If your design does not have any clear notion of simplifying techniques, these associations may grow out of control, and if your object model has a large network of associations, association objects of one object might result in loading large clusters of objects in memory. With modeling like this, there is just no limit to which area of the domain model might be affected. Even though in the real world, at the highest level of your system, all of these things really do interrelate, we need to be able to separate them to keep the complexity of the system in check.

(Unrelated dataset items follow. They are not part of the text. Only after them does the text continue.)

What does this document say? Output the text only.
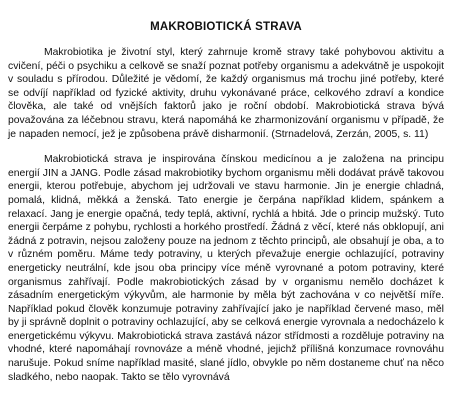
MAKROBIOTICKÁ STRAVA

Makrobiotika je životní styl, který zahrnuje kromě stravy také pohybovou aktivitu a cvičení, péči o psychiku a celkově se snaží poznat potřeby organismu a adekvátně je uspokojit v souladu s přírodou. Důležité je vědomí, že každý organismus má trochu jiné potřeby, které se odvíjí například od fyzické aktivity, druhu vykonávané práce, celkového zdraví a kondice člověka, ale také od vnějších faktorů jako je roční období. Makrobiotická strava bývá považována za léčebnou stravu, která napomáhá ke zharmonizování organismu v případě, že je napaden nemocí, jež je způsobena právě disharmonií. (Strnadelová, Zerzán, 2005, s. 11)

Makrobiotická strava je inspirována čínskou medicínou a je založena na principu energií JIN a JANG. Podle zásad makrobiotiky bychom organismu měli dodávat právě takovou energii, kterou potřebuje, abychom jej udržovali ve stavu harmonie. Jin je energie chladná, pomalá, klidná, měkká a ženská. Tato energie je čerpána například klidem, spánkem a relaxací. Jang je energie opačná, tedy teplá, aktivní, rychlá a hbitá. Jde o princip mužský. Tuto energii čerpáme z pohybu, rychlosti a horkého prostředí. Žádná z věcí, které nás obklopují, ani žádná z potravin, nejsou založeny pouze na jednom z těchto principů, ale obsahují je oba, a to v různém poměru. Máme tedy potraviny, u kterých převažuje energie ochlazující, potraviny energeticky neutrální, kde jsou oba principy více méně vyrovnané a potom potraviny, které organismus zahřívají. Podle makrobiotických zásad by v organismu nemělo docházet k zásadním energetickým výkyvům, ale harmonie by měla být zachována v co největší míře. Například pokud člověk konzumuje potraviny zahřívající jako je například červené maso, měl by ji správně doplnit o potraviny ochlazující, aby se celková energie vyrovnala a nedocházelo k energetickému výkyvu. Makrobiotická strava zastává názor střídmosti a rozděluje potraviny na vhodné, které napomáhají rovnováze a méně vhodné, jejichž přílišná konzumace rovnováhu narušuje. Pokud sníme například masité, slané jídlo, obvykle po něm dostaneme chuť na něco sladkého, nebo naopak. Takto se tělo vyrovnává
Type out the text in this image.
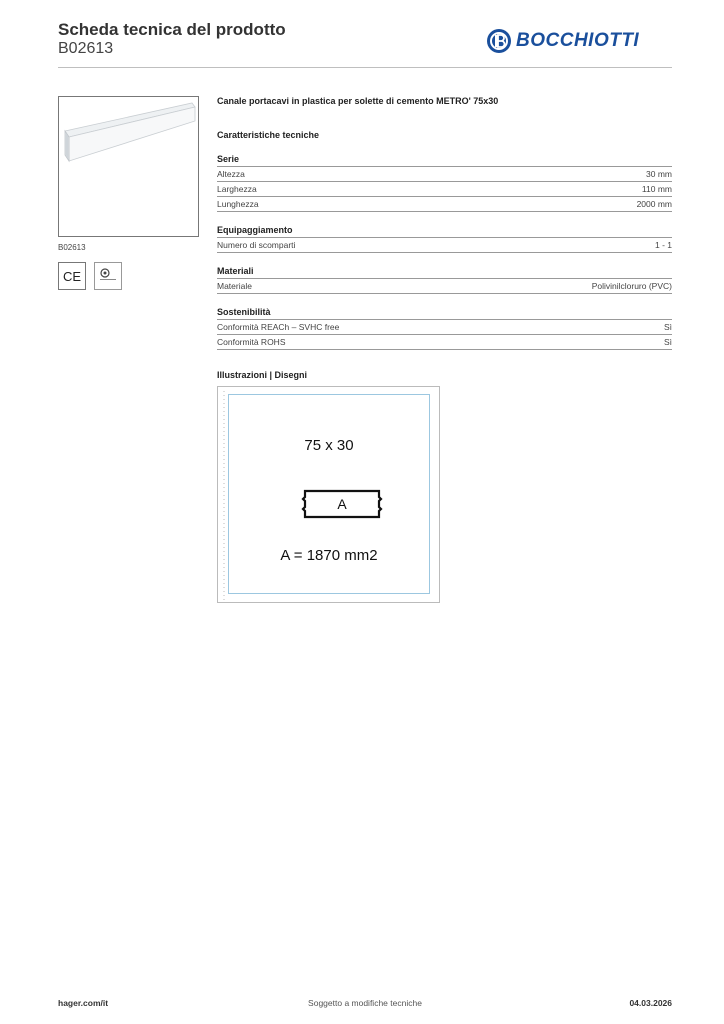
Scheda tecnica del prodotto
B02613	BOCCHIOTTI
B02613
CE
Canale portacavi in plastica per solette di cemento METRO' 75x30
Caratteristiche tecniche
Serie
Altezza	30 mm
Larghezza	110 mm
Lunghezza	2000 mm
Equipaggiamento
Numero di scomparti	1 - 1
Materiali
Materiale	Polivinilcloruro (PVC)
Sostenibilità
Conformità REACh – SVHC free	Sì
Conformità ROHS	Sì
Illustrazioni | Disegni
75 x 30
A
A = 1870 mm2
hager.com/it	Soggetto a modifiche tecniche	04.03.2026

In this case, simplifying complex object graphs is mandatory; They complicate implementation and maintenance. Since the main purpose of the domain model is to support invariants and uses cases rather than user interfaces and domain models are not the same as data models. They should have more communicative and more applicable associations and be consistently constrained as much as possible. The main target is keeping the relationships between domain objects simple and aligned with domain invariants.

This is the main reason why designing relationships between domain objects is equally as important as designing the domain objects themselves. Even when all associations in a model are justified, a large model still has technical challenges, making it difficult to choose transactional and consistency boundaries that both reflect the problem domain and perform well. It is important that you guarantee the consistency of changes in a model with complex associations.

The main issue is how we should represent every conceivable relationship possible in our object model. Where do we draw the line between whether or not to create a reference? If I have a reference between two entities, how should you handle persistence? Do updates cascade?

What Is an Aggregate in Domain-Driven Design

Aggregates consist of one or more entities and value objects based on domain model invariants that change together. We need to treat them as a unit for data changes, and we need to consider the entire aggregate consistency before we apply changes. Every aggregate must have an aggregate root that is the parent of all members of aggregate, and it is possible to have an aggregate that consists of one object. In this case, that object would still be the aggregate root.

An aggregate root is an entity that has been chosen as the gateway into the aggregate. An aggregate root coordinates all changes to the aggregate, ensuring that clients cannot put the aggregate into an inconsistent state. It upholds all invariants of the aggregate by delegating to other entities and value objects in the aggregate cluster.

Also, Aggregates help us simplify the domain model by gathering multiple domain objects under a single abstraction around domain invariants that act as consistency and concurrency boundaries. This concept includes several implications. First of all, it is a conceptual whole meaning that it represents a cohesive notion of the domain model. Every aggregate has a set of invariants which it maintains during its lifetime. This means that at a given time, an aggregate should reside in a valid state.

Data changes in aggregate should follow ACID: atomic, consistent, isolated, and durable. when considering whether a particular object should be treated as an aggregate root you should think about whether deleting it should cascade, in other words, if you need to also delete other objects in the aggregate hierarchy, if so it’s likely the object should be considered as an aggregate root. Another way to think about whether it makes sense to have an object as an aggregate root is to ask does it makes sense to have just this object detached from its parents?

Just like entities and value objects, there are no objective traits that make particular boundaries for aggregate and they fully depend on the domain model you are working in. Actually, The most important rule to define a boundary for your aggregate cluster is that the boundary should be base on domain invariants. Domain invariants are business rules that must always be consistent. The consistency boundary logically asserts that everything inside adheres to a specific set of business invariant rules no matter what operation is performed. The consistency of everything out of the boundary is irrelevant to the aggregate.

Entities inside the same aggregate should be highly cohesive whereas entities in different aggregates should maintain loos coupling among each other, it is good practice to ask your self following question according to your invariants does an aggregate make sense without some other entities, if it does then it should probably be the root of its own aggregates; otherwise, it should be a part of some other existing aggregate. Since entities are encapsulated within aggregates.

They make up the design and implementation of an aggregate’s behaviors. But It would rather have most of the behaviors tied to value objects rather than entities. One of the things I’d encourage is to keep entities free of behavior where possible, since identity is already a big burden to bear, and have behavior expressed in the value objects. So as more behavior needs to be added, I would try to model that as behaviors on new or existing value objects where possible.